Kapitel 4: Weitere Offenbarungen
Juni 2003 – Loch Shiel, Schottland
Vier Wochen später befanden sie sich wieder an Duncans Lieblingsort und veranstalten dort ein kleines Picknick. Die Sonne, die jetzt Mitte des Monates Juni immer mehr an Kraft gewann, meinte es am heutigen Nachmittag wirklich gut. Duncan und Rachel hatten es sich auf einer Decke gemütlich gemacht und genossen sowohl das gute Wetter als auch das vorbereitete Essen, welches aus schottischer Hausmannskost bestand und neben Potatoscones auch Rührei und Schinken, sowie Oatcakes beinhaltete, die von Rachel liebevoll mit Frischkäse, diversem Gemüse und anderen Früchten, wie Erdbeeren und Ananas belegt worden waren.

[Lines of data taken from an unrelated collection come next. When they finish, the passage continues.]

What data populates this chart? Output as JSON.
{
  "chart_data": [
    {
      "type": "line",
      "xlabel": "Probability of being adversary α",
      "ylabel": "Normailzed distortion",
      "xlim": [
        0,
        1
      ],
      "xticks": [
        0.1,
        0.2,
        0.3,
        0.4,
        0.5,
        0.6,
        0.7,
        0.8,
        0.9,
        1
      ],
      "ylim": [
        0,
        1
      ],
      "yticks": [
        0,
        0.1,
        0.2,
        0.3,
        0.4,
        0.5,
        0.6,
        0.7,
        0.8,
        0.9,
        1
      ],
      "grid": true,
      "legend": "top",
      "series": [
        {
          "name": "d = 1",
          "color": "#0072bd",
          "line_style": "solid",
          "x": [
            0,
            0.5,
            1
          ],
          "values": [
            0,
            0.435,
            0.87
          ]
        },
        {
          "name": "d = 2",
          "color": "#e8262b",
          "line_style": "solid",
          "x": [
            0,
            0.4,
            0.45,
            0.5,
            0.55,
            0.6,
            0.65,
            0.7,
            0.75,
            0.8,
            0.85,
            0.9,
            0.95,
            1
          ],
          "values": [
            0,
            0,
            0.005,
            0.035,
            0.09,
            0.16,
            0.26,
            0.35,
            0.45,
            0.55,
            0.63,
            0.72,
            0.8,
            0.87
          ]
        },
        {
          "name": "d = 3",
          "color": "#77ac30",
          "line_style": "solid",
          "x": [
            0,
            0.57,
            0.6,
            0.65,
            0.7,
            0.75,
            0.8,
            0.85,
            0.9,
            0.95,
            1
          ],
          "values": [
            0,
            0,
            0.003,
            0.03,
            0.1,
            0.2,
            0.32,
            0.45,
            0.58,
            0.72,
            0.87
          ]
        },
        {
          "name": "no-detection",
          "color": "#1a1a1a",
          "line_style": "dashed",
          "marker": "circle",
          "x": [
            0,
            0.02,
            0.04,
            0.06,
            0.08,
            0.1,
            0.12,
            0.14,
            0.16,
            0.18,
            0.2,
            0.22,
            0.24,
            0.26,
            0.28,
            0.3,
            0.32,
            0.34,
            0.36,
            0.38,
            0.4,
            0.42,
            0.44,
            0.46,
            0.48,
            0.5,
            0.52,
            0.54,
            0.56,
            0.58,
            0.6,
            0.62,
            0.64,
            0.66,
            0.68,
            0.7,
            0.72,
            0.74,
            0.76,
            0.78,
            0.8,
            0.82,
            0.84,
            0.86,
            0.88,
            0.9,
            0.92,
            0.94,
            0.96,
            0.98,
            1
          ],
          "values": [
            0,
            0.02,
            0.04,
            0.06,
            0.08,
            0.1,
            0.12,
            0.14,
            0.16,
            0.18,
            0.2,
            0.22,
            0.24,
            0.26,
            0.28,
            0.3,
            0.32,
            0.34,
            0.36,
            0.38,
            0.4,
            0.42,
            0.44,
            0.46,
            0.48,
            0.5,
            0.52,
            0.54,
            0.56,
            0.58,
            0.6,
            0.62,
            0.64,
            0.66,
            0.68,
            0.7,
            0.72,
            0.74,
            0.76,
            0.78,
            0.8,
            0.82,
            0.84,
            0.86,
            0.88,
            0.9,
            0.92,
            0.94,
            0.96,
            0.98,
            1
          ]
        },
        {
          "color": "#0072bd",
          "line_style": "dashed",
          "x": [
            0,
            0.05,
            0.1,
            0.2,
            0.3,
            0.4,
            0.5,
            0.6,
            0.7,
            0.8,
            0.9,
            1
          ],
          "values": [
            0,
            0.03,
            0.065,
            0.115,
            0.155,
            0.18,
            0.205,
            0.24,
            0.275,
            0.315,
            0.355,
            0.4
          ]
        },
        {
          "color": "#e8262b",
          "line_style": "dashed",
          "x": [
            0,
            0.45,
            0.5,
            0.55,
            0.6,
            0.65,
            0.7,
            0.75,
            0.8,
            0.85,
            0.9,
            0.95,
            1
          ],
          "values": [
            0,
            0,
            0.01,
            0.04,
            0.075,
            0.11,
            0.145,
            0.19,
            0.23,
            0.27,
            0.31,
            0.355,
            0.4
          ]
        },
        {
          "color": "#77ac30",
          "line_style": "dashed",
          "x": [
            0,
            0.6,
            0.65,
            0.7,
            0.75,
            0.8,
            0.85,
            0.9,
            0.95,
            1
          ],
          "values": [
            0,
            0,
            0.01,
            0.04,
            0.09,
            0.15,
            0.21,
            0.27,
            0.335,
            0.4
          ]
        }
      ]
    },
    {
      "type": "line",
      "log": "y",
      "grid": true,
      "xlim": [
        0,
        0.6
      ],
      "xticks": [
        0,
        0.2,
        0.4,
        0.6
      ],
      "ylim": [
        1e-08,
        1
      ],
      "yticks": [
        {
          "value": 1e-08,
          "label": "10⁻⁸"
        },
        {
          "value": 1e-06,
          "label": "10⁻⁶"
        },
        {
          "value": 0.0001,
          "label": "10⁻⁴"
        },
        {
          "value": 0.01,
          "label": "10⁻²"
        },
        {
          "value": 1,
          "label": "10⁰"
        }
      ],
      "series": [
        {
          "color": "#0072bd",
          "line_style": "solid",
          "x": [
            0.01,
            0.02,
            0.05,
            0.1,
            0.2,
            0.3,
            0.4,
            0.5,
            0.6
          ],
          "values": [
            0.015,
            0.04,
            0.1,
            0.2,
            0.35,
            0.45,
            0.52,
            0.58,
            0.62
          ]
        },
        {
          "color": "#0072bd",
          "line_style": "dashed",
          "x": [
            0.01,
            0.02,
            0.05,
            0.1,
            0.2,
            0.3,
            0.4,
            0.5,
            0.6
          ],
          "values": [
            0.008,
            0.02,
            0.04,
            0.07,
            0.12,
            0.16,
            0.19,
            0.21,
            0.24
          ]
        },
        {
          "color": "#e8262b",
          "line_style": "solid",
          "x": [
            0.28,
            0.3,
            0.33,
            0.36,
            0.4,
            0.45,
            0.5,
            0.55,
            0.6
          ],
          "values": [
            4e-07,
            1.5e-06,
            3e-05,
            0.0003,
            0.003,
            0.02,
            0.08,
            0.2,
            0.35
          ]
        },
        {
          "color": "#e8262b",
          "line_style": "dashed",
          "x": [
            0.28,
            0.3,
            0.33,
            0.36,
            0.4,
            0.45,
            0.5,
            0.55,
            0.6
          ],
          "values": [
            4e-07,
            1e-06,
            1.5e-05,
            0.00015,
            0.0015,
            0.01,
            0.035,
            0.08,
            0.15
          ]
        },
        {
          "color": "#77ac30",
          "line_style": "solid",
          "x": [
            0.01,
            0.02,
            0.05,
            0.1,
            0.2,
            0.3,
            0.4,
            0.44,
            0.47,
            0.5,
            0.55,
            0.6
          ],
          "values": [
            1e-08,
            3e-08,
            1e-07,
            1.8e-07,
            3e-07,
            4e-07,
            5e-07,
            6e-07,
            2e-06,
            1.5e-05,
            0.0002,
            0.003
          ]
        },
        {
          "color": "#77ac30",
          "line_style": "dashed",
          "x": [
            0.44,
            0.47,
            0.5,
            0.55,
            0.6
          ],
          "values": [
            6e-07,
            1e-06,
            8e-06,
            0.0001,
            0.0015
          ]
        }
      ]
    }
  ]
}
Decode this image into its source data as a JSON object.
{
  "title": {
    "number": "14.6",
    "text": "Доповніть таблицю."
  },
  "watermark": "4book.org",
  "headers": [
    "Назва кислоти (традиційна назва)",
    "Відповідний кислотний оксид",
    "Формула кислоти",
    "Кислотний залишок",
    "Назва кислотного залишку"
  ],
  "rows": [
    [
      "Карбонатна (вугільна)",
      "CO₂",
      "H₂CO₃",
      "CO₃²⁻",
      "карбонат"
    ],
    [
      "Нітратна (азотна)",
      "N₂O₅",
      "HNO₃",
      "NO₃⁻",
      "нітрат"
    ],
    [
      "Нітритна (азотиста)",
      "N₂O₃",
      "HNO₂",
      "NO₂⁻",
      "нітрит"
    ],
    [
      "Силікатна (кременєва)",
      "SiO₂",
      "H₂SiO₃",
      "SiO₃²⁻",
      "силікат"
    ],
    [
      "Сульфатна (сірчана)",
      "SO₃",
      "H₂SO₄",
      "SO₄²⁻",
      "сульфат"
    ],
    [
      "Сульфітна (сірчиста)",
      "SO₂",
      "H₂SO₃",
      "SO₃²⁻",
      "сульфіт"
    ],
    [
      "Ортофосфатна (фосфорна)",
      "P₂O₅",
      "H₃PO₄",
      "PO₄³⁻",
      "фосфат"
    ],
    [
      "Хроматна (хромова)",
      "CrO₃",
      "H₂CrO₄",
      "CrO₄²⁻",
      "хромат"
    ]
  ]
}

Außerdem hatte sie auch noch einen Krug mit frisch gepresstem Orangensaft in den Korb getan, den beide jetzt aus Gläsern, die sie ebenfalls in den Korb hineingetan hatte, tranken.
Duncan hatte es nach langem Hin und Her geschafft, Rachel davon zu überzeugen, dass ‚Lenui’ mal für einen Nachmittag zu schließen. Gemeinsam hatten sie beschlossen, die Gunst der Stunde, sprich, das seit einigen Tagen anhaltende früh sommerliche Wetter zu nutzen, und sich eine kleine Auszeit von der Arbeit in der Gastwirtschaft zu nehmen.
Es herrschte fast absolute Stille. Lediglich das surrende Geräusch eines auf dem Loch Shiel fahrenden Motorbootes war zu hören.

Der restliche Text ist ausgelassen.